CHAPITRE XXI
Le voyage fut un peu plus rapide que la fois précédente. Pflat – qui maintenant se portait admirablement, et qui même avait pris goût aux nourritures terrestres, tout en restant végétarien – nous avait donné d’utiles indications qui nous permirent de naviguer un peu plus vite dans l’hyperespace. En douze jours, nous atteignîmes Rrfac.
Les Bomors, prévenus, nous attendaient. Ils avaient toutefois eu la discrétion de ne pas venir en nombre sur le lieu de notre atterrissage.
Nos astronefs se posèrent en plein centre de Bophal, sur une place immense qui d’ailleurs avait été utilisée autrefois comme astroport.
Tandis que je descendais la passerelle en compagnie de Pflat, de Luigi et de Mihiss, un groupe d’habitants de la ville s’avança vers nous. Ils étaient une vingtaine, et j’appris peu après que c’était le conseil de gestion au complet. Luigi et Mihiss reconnurent deux ou trois d’entre eux qu’ils avaient vus chez Pflat pendant leur captivité, notamment celui qui avait un nom imprononçable, Grlokl. J’étais maintenant habitué à ne pas trouver laids ou horribles ces êtres pour nous si étranges, et à lire sur leurs visages leurs sentiments. Ils étaient visiblement émus, légèrement inquiets, mais remplis d’un espoir débordant.
Pflat se précipita vers eux et s’entretint quelques instants avec Grlokl. Puis il revint vers nous et nous dit :
— Les Bomors ici présents, et qui constituent notre conseil de gestion, me chargent d’être leur interprète pour vous souhaiter la bienvenue et vous dire leur gratitude. Ils espèrent que vous avez tous compris, dans votre civilisation que ce qu’ils ont fait sur certains des vôtres, ils ne l’ont pas fait par pure cruauté, mais parce qu’ils étaient tenaillés par une nécessité vitale. Ils vous en demandent pardon.
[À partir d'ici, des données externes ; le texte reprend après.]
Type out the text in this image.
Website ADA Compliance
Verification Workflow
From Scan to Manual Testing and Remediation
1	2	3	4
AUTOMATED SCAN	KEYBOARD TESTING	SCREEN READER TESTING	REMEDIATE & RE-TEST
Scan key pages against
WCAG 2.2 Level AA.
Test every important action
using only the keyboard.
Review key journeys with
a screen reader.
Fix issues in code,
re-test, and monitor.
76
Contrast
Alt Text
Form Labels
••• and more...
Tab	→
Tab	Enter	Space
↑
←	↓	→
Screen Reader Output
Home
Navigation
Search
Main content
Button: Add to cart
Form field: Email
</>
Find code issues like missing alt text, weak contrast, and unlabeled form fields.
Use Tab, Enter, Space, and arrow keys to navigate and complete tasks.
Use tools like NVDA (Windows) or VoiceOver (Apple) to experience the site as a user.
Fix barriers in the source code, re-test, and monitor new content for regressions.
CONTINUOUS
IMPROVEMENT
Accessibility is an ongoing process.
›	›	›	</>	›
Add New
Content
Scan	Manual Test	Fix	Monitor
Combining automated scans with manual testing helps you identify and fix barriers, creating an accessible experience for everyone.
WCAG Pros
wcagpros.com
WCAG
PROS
Nous nous sommes dirigés ensuite vers un superbe palais rouge. Je ne vous décrirai pas Bophal. C’est une ville plus extraordinaire encore que ne le laissaient supposer les descriptions forcément incomplètes de Luigi Shraf. Vous en verrez d’ailleurs des images dans un instant.
Je ne parlerai pas non plus en détail de la réunion que nous eûmes, dans une salle somptueuse, avec les Bomors. Nous apprîmes que bon nombre d’entre eux n’avaient pas pris de nourriture mentale depuis une quinzaine de jours – en fait depuis qu’ils avaient été informés de notre départ. Ils voulaient, d’une part, ne pas prolonger les souffrances des captifs dans les chambres bleues, et d’autre part être prêts à essayer les produits que nous leur apportions et à en voir les effets. L’expérience eut lieu sur-le-champ, et les résultats furent immédiatement concluants. Nous vîmes leurs visages s’épanouir, leur joie éclater.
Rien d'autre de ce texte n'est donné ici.